Electro-Kevin said...

"3. Mass immigration and an abundance of low wage labour has kept investment down and wages low. As a huge bonus to this we have had a cheaper cost of living and near deflation in many parts of the economy as well as near full employment - even with the immigration wave. Sadly, all this hugely lowers productivity - why invest in machines when there are people who will do the work for less."

David - This has obviously omitted all the costs involved:

- anti terror measures with open borders
- costs to NHS of open borders
- costs to welfare (direct/indirect) through open borders

National and personal debt is the only true measure. Forget productivity.

Electro-Kevin said...

I think CU is well aware.

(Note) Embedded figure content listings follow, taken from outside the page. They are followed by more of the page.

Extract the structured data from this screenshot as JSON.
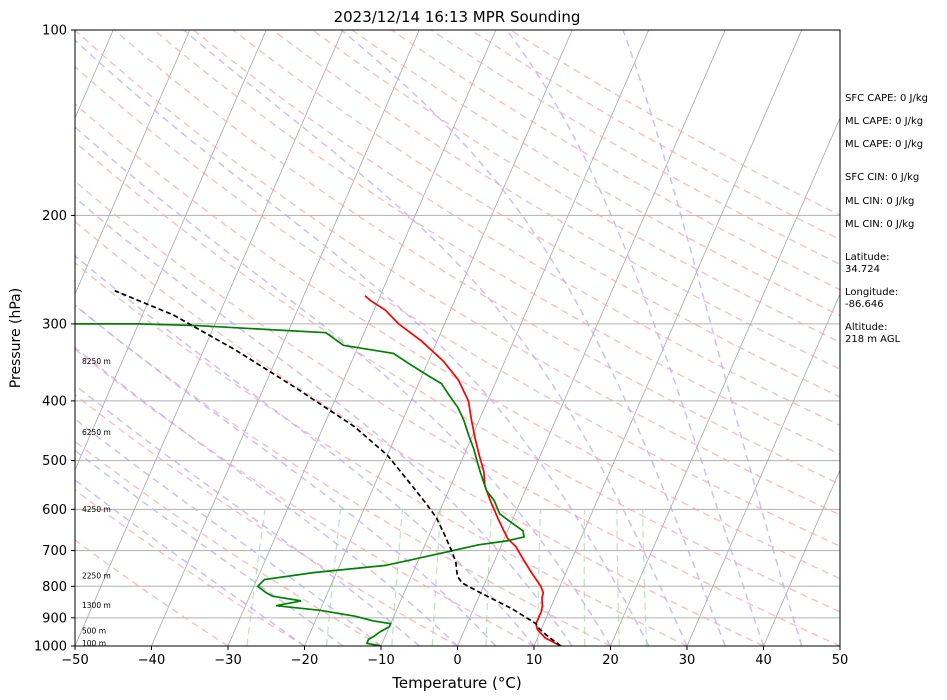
{
  "chart_data": {
    "type": "line",
    "title": "2023/12/14 16:13 MPR Sounding",
    "xlabel": "Temperature (°C)",
    "ylabel": "Pressure (hPa)",
    "xlim": [
      -50,
      50
    ],
    "ylim": [
      1000,
      100
    ],
    "y_scale": "log",
    "skew": 35,
    "x_ticks": [
      -50,
      -40,
      -30,
      -20,
      -10,
      0,
      10,
      20,
      30,
      40,
      50
    ],
    "x_tick_labels": [
      "−50",
      "−40",
      "−30",
      "−20",
      "−10",
      "0",
      "10",
      "20",
      "30",
      "40",
      "50"
    ],
    "y_ticks": [
      1000,
      900,
      800,
      700,
      600,
      500,
      400,
      300,
      200,
      100
    ],
    "y_tick_labels": [
      "1000",
      "900",
      "800",
      "700",
      "600",
      "500",
      "400",
      "300",
      "200",
      "100"
    ],
    "grid": true,
    "height_labels": [
      {
        "text": "100 m",
        "p": 990
      },
      {
        "text": "500 m",
        "p": 945
      },
      {
        "text": "1300 m",
        "p": 860
      },
      {
        "text": "2250 m",
        "p": 770
      },
      {
        "text": "4250 m",
        "p": 600
      },
      {
        "text": "6250 m",
        "p": 450
      },
      {
        "text": "8250 m",
        "p": 345
      }
    ],
    "series": [
      {
        "color": "#ff0000",
        "points": [
          [
            13.5,
            1000
          ],
          [
            11,
            970
          ],
          [
            9.5,
            940
          ],
          [
            9,
            920
          ],
          [
            9,
            900
          ],
          [
            9,
            880
          ],
          [
            8.8,
            860
          ],
          [
            8.5,
            845
          ],
          [
            8.3,
            835
          ],
          [
            8.2,
            820
          ],
          [
            7.5,
            800
          ],
          [
            5.5,
            760
          ],
          [
            3.5,
            720
          ],
          [
            2,
            690
          ],
          [
            0.5,
            670
          ],
          [
            -0.5,
            650
          ],
          [
            -2,
            620
          ],
          [
            -3,
            600
          ],
          [
            -4,
            580
          ],
          [
            -5.5,
            550
          ],
          [
            -6.5,
            520
          ],
          [
            -8,
            490
          ],
          [
            -9.5,
            460
          ],
          [
            -11,
            430
          ],
          [
            -12.5,
            400
          ],
          [
            -15,
            370
          ],
          [
            -18,
            345
          ],
          [
            -22,
            320
          ],
          [
            -26,
            300
          ],
          [
            -28.5,
            285
          ],
          [
            -31,
            275
          ],
          [
            -32,
            270
          ]
        ]
      },
      {
        "color": "#008000",
        "points": [
          [
            -10,
            1000
          ],
          [
            -12,
            990
          ],
          [
            -12,
            975
          ],
          [
            -11.5,
            965
          ],
          [
            -11,
            950
          ],
          [
            -10,
            930
          ],
          [
            -10,
            920
          ],
          [
            -12.5,
            910
          ],
          [
            -15,
            895
          ],
          [
            -20,
            875
          ],
          [
            -26,
            860
          ],
          [
            -23,
            845
          ],
          [
            -27,
            830
          ],
          [
            -28,
            820
          ],
          [
            -29.5,
            800
          ],
          [
            -29,
            780
          ],
          [
            -23,
            760
          ],
          [
            -14,
            740
          ],
          [
            -10,
            720
          ],
          [
            -6,
            700
          ],
          [
            -3,
            685
          ],
          [
            0.5,
            675
          ],
          [
            2.5,
            665
          ],
          [
            2,
            650
          ],
          [
            0,
            630
          ],
          [
            -2,
            610
          ],
          [
            -2.5,
            600
          ],
          [
            -3.5,
            580
          ],
          [
            -5,
            560
          ],
          [
            -6,
            540
          ],
          [
            -7,
            520
          ],
          [
            -8,
            500
          ],
          [
            -9,
            480
          ],
          [
            -10.5,
            455
          ],
          [
            -12,
            430
          ],
          [
            -13.5,
            410
          ],
          [
            -15.5,
            390
          ],
          [
            -17,
            375
          ],
          [
            -19,
            365
          ],
          [
            -22,
            350
          ],
          [
            -25,
            335
          ],
          [
            -32,
            325
          ],
          [
            -35,
            310
          ],
          [
            -52,
            302
          ],
          [
            -60,
            300
          ],
          [
            -100,
            300
          ]
        ]
      },
      {
        "color": "#000000",
        "points": [
          [
            13.5,
            1000
          ],
          [
            11,
            960
          ],
          [
            9.3,
            930
          ],
          [
            9,
            920
          ],
          [
            5,
            870
          ],
          [
            0,
            820
          ],
          [
            -3,
            790
          ],
          [
            -4,
            770
          ],
          [
            -5,
            730
          ],
          [
            -6.2,
            700
          ],
          [
            -8,
            660
          ],
          [
            -10,
            620
          ],
          [
            -12,
            590
          ],
          [
            -15,
            550
          ],
          [
            -20,
            490
          ],
          [
            -26,
            440
          ],
          [
            -36,
            380
          ],
          [
            -46,
            330
          ],
          [
            -56,
            290
          ],
          [
            -65,
            265
          ]
        ]
      }
    ]
  },
  "side_panel": {
    "sfc_cape": "SFC CAPE: 0 J/kg",
    "ml_cape_1": "ML CAPE: 0 J/kg",
    "ml_cape_2": "ML CAPE: 0 J/kg",
    "sfc_cin": "SFC CIN: 0 J/kg",
    "ml_cin_1": "ML CIN: 0 J/kg",
    "ml_cin_2": "ML CIN: 0 J/kg",
    "latitude": "Latitude:\n34.724",
    "longitude": "Longitude:\n-86.646",
    "altitude": "Altitude:\n218 m AGL"
  }
}
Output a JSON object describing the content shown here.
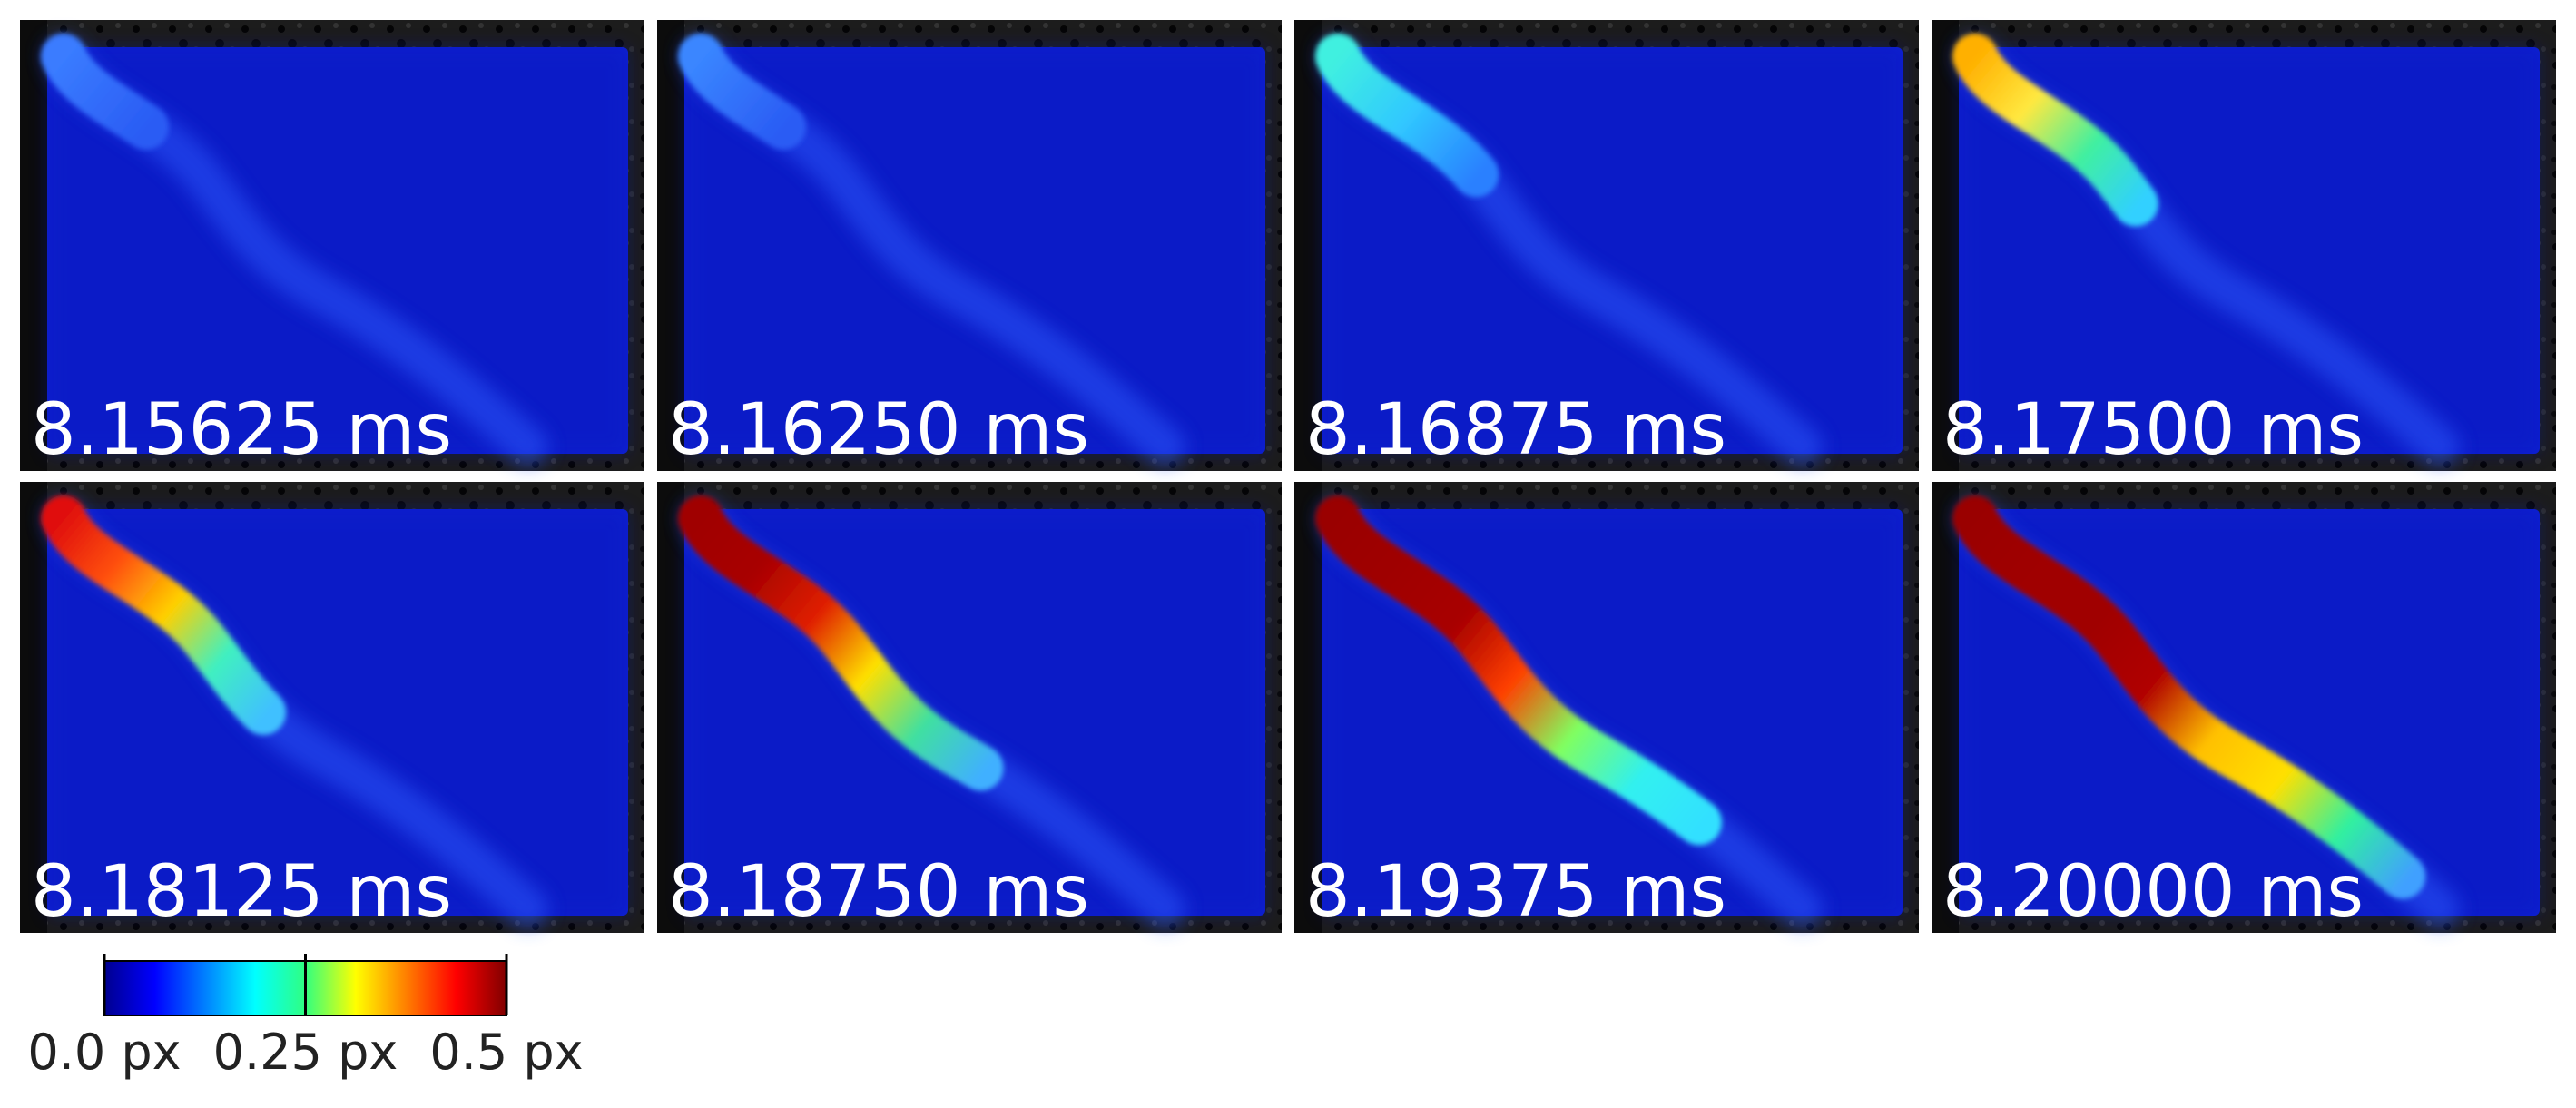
{
  "panels": [
    {
      "label": "8.15625 ms"
    },
    {
      "label": "8.16250 ms"
    },
    {
      "label": "8.16875 ms"
    },
    {
      "label": "8.17500 ms"
    },
    {
      "label": "8.18125 ms"
    },
    {
      "label": "8.18750 ms"
    },
    {
      "label": "8.19375 ms"
    },
    {
      "label": "8.20000 ms"
    }
  ],
  "colorbar": {
    "lim": [
      0,
      0.5
    ],
    "ticks": [
      {
        "value": 0,
        "label": "0.0 px"
      },
      {
        "value": 0.25,
        "label": "0.25 px"
      },
      {
        "value": 0.5,
        "label": "0.5 px"
      }
    ]
  }
}
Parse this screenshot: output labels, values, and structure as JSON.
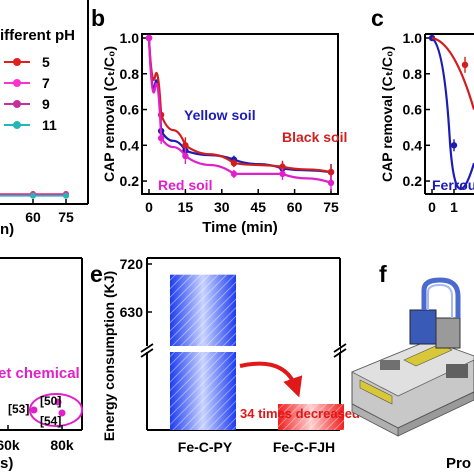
{
  "panel_labels": {
    "b": "b",
    "c": "c",
    "e": "e",
    "f": "f"
  },
  "chart_data": [
    {
      "id": "a",
      "type": "line",
      "legend_title": "ifferent pH",
      "x_ticks": [
        "60",
        "75"
      ],
      "xlabel_fragment": "n)",
      "series": [
        {
          "name": "5",
          "color": "#e0201f",
          "x": [
            60,
            75
          ],
          "y": [
            0.13,
            0.13
          ]
        },
        {
          "name": "7",
          "color": "#ff33cc",
          "x": [
            60,
            75
          ],
          "y": [
            0.13,
            0.13
          ]
        },
        {
          "name": "9",
          "color": "#c4309c",
          "x": [
            60,
            75
          ],
          "y": [
            0.13,
            0.13
          ]
        },
        {
          "name": "11",
          "color": "#25b6b6",
          "x": [
            60,
            75
          ],
          "y": [
            0.13,
            0.13
          ]
        }
      ],
      "legend": "top-right"
    },
    {
      "id": "b",
      "type": "line",
      "xlabel": "Time (min)",
      "ylabel": "CAP removal (Cₜ/C₀)",
      "xlim": [
        0,
        75
      ],
      "ylim": [
        0.15,
        1.0
      ],
      "x_ticks": [
        "0",
        "15",
        "30",
        "45",
        "60",
        "75"
      ],
      "y_ticks": [
        "0.2",
        "0.4",
        "0.6",
        "0.8",
        "1.0"
      ],
      "series": [
        {
          "name": "Yellow soil",
          "color": "#1c1cb5",
          "x": [
            0,
            5,
            15,
            35,
            55,
            75
          ],
          "y": [
            1.0,
            0.48,
            0.37,
            0.32,
            0.27,
            0.25
          ]
        },
        {
          "name": "Black soil",
          "color": "#d11f1f",
          "x": [
            0,
            5,
            15,
            35,
            55,
            75
          ],
          "y": [
            1.0,
            0.57,
            0.4,
            0.3,
            0.28,
            0.25
          ]
        },
        {
          "name": "Red soil",
          "color": "#e020c8",
          "x": [
            0,
            5,
            15,
            35,
            55,
            75
          ],
          "y": [
            1.0,
            0.44,
            0.34,
            0.24,
            0.24,
            0.19
          ]
        }
      ]
    },
    {
      "id": "c",
      "type": "line",
      "ylabel": "CAP removal (Cₜ/C₀)",
      "x_ticks": [
        "0",
        "1"
      ],
      "y_ticks": [
        "0.2",
        "0.4",
        "0.6",
        "0.8",
        "1.0"
      ],
      "annotation": "Ferrou",
      "series": [
        {
          "name": "",
          "color": "#1c1cb5",
          "x": [
            0,
            1
          ],
          "y": [
            1.0,
            0.4
          ]
        },
        {
          "name": "",
          "color": "#d11f1f",
          "x": [
            0,
            1.5
          ],
          "y": [
            1.0,
            0.85
          ]
        }
      ]
    },
    {
      "id": "d",
      "type": "scatter",
      "x_ticks": [
        "60k",
        "80k"
      ],
      "xlabel_fragment": "s)",
      "annotation": "et chemical",
      "point_labels": [
        "[50]",
        "[53]",
        "[54]"
      ]
    },
    {
      "id": "e",
      "type": "bar",
      "ylabel": "Energy consumption (KJ)",
      "categories": [
        "Fe-C-PY",
        "Fe-C-FJH"
      ],
      "values": [
        700,
        20
      ],
      "y_ticks": [
        "630",
        "720"
      ],
      "colors": [
        "#3a5af0",
        "#f03a3a"
      ],
      "annotation": "34 times decreased",
      "broken_axis": true
    }
  ],
  "panel_f": {
    "caption_fragment": "Pro"
  }
}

We have a certain telepathy after all these years so I'm not wound up.

andrew said...


Productivity... dont get me started.

In the realm of software, the early days of databases and PCs.
We wrote Pensions Administration software (I can see you closing your eyes).
In the really early days we wrote programs in plain text files for platforms that were rather shaky and it took a long time say (10 days) to do a thing and there was a team of ~50 and many overheads.
Then I went somewhere else which used newer tools and relational databases/gui tools and a team of ~10 did about the same job - it took about 3 days to do a thing.
Then I moved away from software dev.
The team now is about size 12 and uses current generation tools that provides the system over the internet. It seems to take about 7 days to do a thing, but, there are much more complex rules and interfaces (to HMRC) etc.

... so can I honestly say we are more efficient than
in the late 80s
- yes - as we moved from quill pens to power tools in the 90s
in the late 90s
- no, but the job has changed.

I work in an area that has not really changed in any fundamental way in 30 years. and cannot really tell whether or not I am more efficient now than then.

In the same way, if you look at a vastly more complex system - like the financial services sector, yes, they may be less efficient than they were but the events of 2007-9 are the sort of productivity I hope does not happen again. I hope the onerous new regs prevent that happening again - but you will never be able to say
'because of $new_regs, there would have been a crash in '18, but there wasnt'.

TL;DR version

In any large complex system, never mind an economy
- measuring productivity is somewhere between hard and impossible
- ascribing some factor to a change in productivity is somewhere between very hard and impossible
- the FT should know better, sadly this sort of news - whether positive or negative - really is fake news.
Sad to see the FT is becoming more koshinbun than Oshinbun

Never mind brexit (which has not happened yet)


Anonymous said...

"why invest in machines when there are people who will do the work for less"

Why buy an expensive auto car washer when there are plenty of Kosovans with buckets? See every large Tesco for the answer.

Anonymous said...

Oh no. Theresa is reshuffling her Cabinet. Given her reverse-Midas syndrome, I fear the worst.